I interviewed Alan Grayson on my radio show on March 18th. The link to the podcast is here.
This segment of the transcript of the interview covers our discussion of the TV series, House of Cards, foreign money in US elections and NSA, Snowden, Greenwald and how the US has become a surveillance state.
R.K.: And welcome to the Rob Kall Bottom Up Radio Show WNJC 1360 AM out of Washington Township reaching Metro Philly and South Jersey. Also available on iTunes under my name, Rob Kall, K-A-L-L and at opednews.com/podcasts.
My guest tonight is Congressman Alan Grayson.
You have written recently about the Koch Brothers. I think they're the tip of the billionaire iceberg. Have you seen the series, House of Cards? Is that something members of Congress are watching and talking about?
A.G.: Occasionally. You know honestly it's not terribly realistic but I enjoy it as entertainment. We don't really, members of Congress generally do not toss small women off of roofs but leaving that aside, I'm referring to the English version by the way in case there's some ambiguity about that. The American version features an even uglier death but I'm not going to ruin it for anybody.
R.K.: Well there's one piece in it that I wanted to get to and it's not really a spoiler, it shows how an American billionaire uses China to funnel money in to affect US elections and it seems to me to be a very plausible thing that has become possible since Citizens United. Is anybody looking at that? Is anybody looking at the way, with all this money sloshing around, these hundreds of millions of dollars, that foreign money is influencing American elections?
A.G.: Well the answer is I am looking at it and I've introduced a bill to end it. We introduced eight bills right after the Citizens United decision that said that corporations are people and money is speech. We introduced eight bills which we call our Save Democracy Platform and one of them was a flat prohibition on foreign corporations making any expenditures to influence US elections. You would think that would be a no-brainer, the Supreme Court said in its decision that it's constitutional but in fact we haven't been able to get any traction to get that passed.
R.K.: That's sad. Okay, moving on. You have worked as an attorney with Whistleblowers. What's your take on the NSA revelations of Ed Snowden and reporters Glenn Greenwald and Laura Poitras?

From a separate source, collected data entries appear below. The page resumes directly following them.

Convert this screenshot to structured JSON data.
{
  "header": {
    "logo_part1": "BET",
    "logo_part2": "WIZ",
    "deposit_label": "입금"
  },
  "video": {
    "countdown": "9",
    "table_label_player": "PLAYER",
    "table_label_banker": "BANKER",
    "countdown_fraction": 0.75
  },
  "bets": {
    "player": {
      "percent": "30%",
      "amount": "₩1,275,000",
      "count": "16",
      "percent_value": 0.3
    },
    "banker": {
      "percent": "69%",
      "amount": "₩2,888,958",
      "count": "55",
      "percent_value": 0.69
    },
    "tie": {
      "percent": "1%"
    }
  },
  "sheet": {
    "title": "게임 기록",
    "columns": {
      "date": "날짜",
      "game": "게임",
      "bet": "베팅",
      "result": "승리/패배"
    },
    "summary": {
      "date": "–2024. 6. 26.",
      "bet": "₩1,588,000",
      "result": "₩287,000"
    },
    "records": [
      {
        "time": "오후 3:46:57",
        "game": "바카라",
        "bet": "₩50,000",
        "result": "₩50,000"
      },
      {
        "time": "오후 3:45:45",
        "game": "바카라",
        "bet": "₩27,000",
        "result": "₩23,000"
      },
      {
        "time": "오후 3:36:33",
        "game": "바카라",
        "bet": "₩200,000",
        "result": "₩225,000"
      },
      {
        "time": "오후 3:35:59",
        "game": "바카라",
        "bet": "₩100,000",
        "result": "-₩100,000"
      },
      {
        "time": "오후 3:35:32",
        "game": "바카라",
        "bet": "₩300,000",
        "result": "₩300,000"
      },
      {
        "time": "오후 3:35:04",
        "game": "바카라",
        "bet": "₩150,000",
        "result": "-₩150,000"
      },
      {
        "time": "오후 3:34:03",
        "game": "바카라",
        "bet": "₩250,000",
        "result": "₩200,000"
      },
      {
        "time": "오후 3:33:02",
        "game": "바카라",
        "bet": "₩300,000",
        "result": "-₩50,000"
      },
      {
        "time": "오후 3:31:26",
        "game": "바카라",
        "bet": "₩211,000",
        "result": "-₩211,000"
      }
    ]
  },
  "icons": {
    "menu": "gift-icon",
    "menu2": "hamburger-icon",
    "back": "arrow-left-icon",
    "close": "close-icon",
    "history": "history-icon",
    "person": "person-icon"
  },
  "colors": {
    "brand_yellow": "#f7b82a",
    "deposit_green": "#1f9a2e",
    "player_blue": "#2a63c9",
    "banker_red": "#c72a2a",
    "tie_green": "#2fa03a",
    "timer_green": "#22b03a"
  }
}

A.G.: Well I've discussed this extensively publicly, I think what they've uncovered is a massive and pervasive violation of our constitutional rights. There is no conceivable justification for the NSA getting a report on every single phone call that any human being in the United States makes, including, by the way, this one since I'm calling into you and not in a studio.
There's also, let's think about this for a minute. Obviously you don't do your show in secret, so there may be no expectation of privacy in this particular case but we're not doing anything wrong. As far as I can tell. You may think of the show as subversive but honestly you're not an Al Qaeda member and you know it's something that basically goes right to the heart on what it means to have free speech. You're talking to me, we're sharing our thoughts and our words with other people, this, if anything is protected under the constitution, it's got to be this.
And yet, notwithstanding the NSA gets a report about the fact that I called you, to the fact that we spoke for a certain amount of time, what day it was, what time it is, and this is true of every single phone call that gets made in America today. It's been true for several years. What ever happened to innocent until proven guilty? You know, right now we're so guilty that you can't even prove yourself innocent.
The government is going to get information about you, your personal life, your web browsing, your internet habits, your purchasing activities, the government is going to get information about you, the library books you check out at the library, the letters you send, every single letter that's sent to this country now is photographed. Did you know that? Every single letter is photographed. Everything that goes through the postal system is photographed. Why? Does this make us any safer?
How many terrorist attacks were thwarted by the fact that the NSA got a report on this call? I can't think of any. You know, it's expensive, the budget, the black budget is fifty billion dollars every year, that's fifty billion with a "b." It actually does nothing, absolutely nothing to make us safer. One of my republican colleagues, Justin Amash delved into this and he couldn't find a single example, not one single example of a terrorist that was thwarted because of information that was taken through domestic surveillance and it went all the way back to 9/11. Not one single example.